Really, that’s what’s best about the Armada – you get all the goodness of the QX80 for far less money. Nissan isn’t worried about its fullsize SUV cannibalizing sales from sister company Infiniti, in the same way Cadillac isn’t worried about Escalade buyers discovering the Tahoe, so the overlap in quality and refinement here is mostly just a pleasant surprise for folks who go the Nissan route.
You’re getting an Infiniti-level product at a Nissan price, and folks in-the-know will think it’s cool because it's a Patrol.
Full pricing will be confirmed closer to the Armada’s on-sale date this fall, but the price of entry is $44,400 for a base, two-wheel-drive SV model. SL and Platinum trims move you up the ladder, and as I mentioned earlier, a fully loaded Armada should land somewhere around $65,000, which isn’t too bad. That’s about average for the class – Expedition and Tahoe fall just short of $70,000 all loaded up – and again, kind of a bargain when you consider the just-as-nice Infiniti retails for more coin.

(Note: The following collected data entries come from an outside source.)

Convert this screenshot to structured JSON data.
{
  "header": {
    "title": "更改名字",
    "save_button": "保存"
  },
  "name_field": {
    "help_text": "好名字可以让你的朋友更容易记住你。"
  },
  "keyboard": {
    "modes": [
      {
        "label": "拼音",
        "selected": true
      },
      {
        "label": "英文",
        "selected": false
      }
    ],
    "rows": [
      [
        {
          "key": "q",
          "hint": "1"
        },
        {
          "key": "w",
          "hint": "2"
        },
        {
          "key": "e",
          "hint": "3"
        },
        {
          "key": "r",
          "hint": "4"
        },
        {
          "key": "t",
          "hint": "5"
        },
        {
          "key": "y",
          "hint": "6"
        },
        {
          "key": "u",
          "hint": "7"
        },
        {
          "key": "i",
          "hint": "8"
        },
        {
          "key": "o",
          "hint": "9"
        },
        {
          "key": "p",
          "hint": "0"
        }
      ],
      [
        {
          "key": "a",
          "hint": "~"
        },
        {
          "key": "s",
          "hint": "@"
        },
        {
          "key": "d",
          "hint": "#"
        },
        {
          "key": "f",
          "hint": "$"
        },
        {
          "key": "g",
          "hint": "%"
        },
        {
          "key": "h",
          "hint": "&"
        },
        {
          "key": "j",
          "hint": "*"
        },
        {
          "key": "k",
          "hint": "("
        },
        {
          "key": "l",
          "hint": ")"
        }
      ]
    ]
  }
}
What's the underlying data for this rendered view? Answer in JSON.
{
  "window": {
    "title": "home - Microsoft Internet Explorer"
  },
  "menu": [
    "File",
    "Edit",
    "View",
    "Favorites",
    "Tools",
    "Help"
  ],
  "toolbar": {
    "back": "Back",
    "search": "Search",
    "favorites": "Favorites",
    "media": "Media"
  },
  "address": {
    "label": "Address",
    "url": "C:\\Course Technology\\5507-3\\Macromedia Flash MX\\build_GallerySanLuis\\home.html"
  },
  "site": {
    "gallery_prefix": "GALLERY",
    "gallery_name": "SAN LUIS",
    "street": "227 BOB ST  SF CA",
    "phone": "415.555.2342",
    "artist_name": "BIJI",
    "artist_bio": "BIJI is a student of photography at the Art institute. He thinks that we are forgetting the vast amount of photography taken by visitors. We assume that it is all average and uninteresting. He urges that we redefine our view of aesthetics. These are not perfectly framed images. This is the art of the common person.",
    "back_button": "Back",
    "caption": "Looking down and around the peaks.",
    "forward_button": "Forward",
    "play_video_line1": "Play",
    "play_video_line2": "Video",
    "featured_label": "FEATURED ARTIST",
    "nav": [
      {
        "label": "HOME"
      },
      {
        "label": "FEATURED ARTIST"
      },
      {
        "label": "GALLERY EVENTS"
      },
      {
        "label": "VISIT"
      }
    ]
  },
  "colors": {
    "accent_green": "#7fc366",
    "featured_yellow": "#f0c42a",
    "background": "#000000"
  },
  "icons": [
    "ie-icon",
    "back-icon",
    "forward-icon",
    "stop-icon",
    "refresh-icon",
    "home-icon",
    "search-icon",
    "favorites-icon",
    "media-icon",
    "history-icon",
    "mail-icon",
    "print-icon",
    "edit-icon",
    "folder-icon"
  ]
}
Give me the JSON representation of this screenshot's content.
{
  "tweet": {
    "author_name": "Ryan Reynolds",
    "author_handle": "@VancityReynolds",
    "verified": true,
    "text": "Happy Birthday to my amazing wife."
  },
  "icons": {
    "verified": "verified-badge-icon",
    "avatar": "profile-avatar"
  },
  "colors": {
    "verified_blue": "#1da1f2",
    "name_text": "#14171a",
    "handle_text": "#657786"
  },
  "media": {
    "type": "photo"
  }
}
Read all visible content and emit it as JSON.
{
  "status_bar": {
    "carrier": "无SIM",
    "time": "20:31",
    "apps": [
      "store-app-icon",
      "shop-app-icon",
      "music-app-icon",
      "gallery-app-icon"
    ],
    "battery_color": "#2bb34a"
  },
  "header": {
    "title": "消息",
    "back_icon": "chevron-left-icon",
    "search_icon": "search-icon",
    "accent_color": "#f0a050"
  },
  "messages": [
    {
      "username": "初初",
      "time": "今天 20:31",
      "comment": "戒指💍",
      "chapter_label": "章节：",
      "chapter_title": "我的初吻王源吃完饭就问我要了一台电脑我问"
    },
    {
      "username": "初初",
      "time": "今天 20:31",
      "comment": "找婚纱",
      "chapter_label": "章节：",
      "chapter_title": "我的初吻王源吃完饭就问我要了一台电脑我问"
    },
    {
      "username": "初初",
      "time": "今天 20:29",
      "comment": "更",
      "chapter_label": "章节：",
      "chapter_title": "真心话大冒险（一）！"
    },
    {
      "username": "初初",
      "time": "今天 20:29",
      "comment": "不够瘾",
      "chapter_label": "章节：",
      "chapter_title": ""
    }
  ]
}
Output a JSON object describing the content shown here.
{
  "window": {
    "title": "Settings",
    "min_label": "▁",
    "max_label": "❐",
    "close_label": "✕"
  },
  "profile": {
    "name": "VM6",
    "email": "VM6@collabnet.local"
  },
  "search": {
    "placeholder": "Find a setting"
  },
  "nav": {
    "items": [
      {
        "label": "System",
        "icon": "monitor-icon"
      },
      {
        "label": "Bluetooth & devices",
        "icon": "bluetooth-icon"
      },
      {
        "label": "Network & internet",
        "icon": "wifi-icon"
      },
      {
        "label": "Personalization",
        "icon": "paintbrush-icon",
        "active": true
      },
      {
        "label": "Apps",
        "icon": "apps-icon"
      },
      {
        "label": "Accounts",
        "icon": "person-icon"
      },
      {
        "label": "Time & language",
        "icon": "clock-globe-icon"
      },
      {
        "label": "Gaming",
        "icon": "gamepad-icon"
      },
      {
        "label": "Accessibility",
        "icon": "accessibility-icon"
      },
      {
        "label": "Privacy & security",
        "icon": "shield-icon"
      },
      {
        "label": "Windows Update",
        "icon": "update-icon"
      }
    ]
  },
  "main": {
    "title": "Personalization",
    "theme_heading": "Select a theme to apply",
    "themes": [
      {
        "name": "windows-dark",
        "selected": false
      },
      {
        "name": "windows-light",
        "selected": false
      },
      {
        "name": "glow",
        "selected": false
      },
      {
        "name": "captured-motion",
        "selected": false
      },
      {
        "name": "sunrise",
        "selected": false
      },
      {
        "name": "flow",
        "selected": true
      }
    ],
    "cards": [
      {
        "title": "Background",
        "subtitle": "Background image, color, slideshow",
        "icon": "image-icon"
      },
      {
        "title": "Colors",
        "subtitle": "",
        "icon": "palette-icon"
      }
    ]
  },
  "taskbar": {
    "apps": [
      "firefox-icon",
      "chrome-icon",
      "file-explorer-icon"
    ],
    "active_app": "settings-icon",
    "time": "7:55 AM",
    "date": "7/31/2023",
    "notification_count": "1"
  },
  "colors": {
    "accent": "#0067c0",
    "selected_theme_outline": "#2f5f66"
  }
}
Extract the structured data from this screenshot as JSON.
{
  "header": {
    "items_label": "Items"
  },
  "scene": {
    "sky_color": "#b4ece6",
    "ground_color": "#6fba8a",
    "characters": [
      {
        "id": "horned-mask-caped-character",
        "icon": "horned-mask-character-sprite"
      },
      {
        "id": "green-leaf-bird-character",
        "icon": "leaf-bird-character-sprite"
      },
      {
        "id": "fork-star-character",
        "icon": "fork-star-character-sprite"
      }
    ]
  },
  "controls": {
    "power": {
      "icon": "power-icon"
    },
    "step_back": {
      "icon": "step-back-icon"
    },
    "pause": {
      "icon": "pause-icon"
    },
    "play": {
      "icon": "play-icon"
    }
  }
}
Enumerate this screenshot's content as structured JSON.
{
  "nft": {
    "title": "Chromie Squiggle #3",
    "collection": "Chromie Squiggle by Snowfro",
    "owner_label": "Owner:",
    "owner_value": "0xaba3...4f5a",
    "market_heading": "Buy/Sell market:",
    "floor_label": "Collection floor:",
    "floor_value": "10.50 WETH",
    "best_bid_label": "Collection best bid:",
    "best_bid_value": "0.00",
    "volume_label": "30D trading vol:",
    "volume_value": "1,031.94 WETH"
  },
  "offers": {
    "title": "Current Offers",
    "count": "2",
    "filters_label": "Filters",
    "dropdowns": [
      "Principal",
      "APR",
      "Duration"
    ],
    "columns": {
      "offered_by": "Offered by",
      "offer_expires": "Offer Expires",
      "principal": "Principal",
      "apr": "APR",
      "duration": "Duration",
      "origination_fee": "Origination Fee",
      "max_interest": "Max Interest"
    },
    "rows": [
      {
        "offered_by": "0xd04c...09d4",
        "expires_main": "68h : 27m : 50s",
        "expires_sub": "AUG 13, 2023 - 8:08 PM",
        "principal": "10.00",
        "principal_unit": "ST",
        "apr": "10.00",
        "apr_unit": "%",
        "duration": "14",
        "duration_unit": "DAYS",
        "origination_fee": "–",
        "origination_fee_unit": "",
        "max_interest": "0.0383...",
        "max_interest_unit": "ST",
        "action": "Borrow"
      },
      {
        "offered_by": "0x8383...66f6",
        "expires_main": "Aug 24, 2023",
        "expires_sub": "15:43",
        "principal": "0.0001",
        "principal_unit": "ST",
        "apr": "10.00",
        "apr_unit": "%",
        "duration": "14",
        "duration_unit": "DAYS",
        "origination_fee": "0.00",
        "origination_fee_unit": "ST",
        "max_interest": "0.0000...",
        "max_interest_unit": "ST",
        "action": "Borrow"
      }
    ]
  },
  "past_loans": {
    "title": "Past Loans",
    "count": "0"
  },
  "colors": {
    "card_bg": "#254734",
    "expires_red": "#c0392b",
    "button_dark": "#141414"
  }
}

That’s kind of the hidden secret about the Armada: You’re getting an Infiniti-level product at a Nissan price, and folks in-the-know will think it’s cool because it's (basically) a Patrol. It’s certainly a more interesting option than a Chevy Tahoe, and it’s better than the milquetoast Expedition or the Toyota Sequoia (yes, that’s still around). If your family and lifestyle don’t afford you the ability to downsize, the fullsize experience is lovely here in the Armada.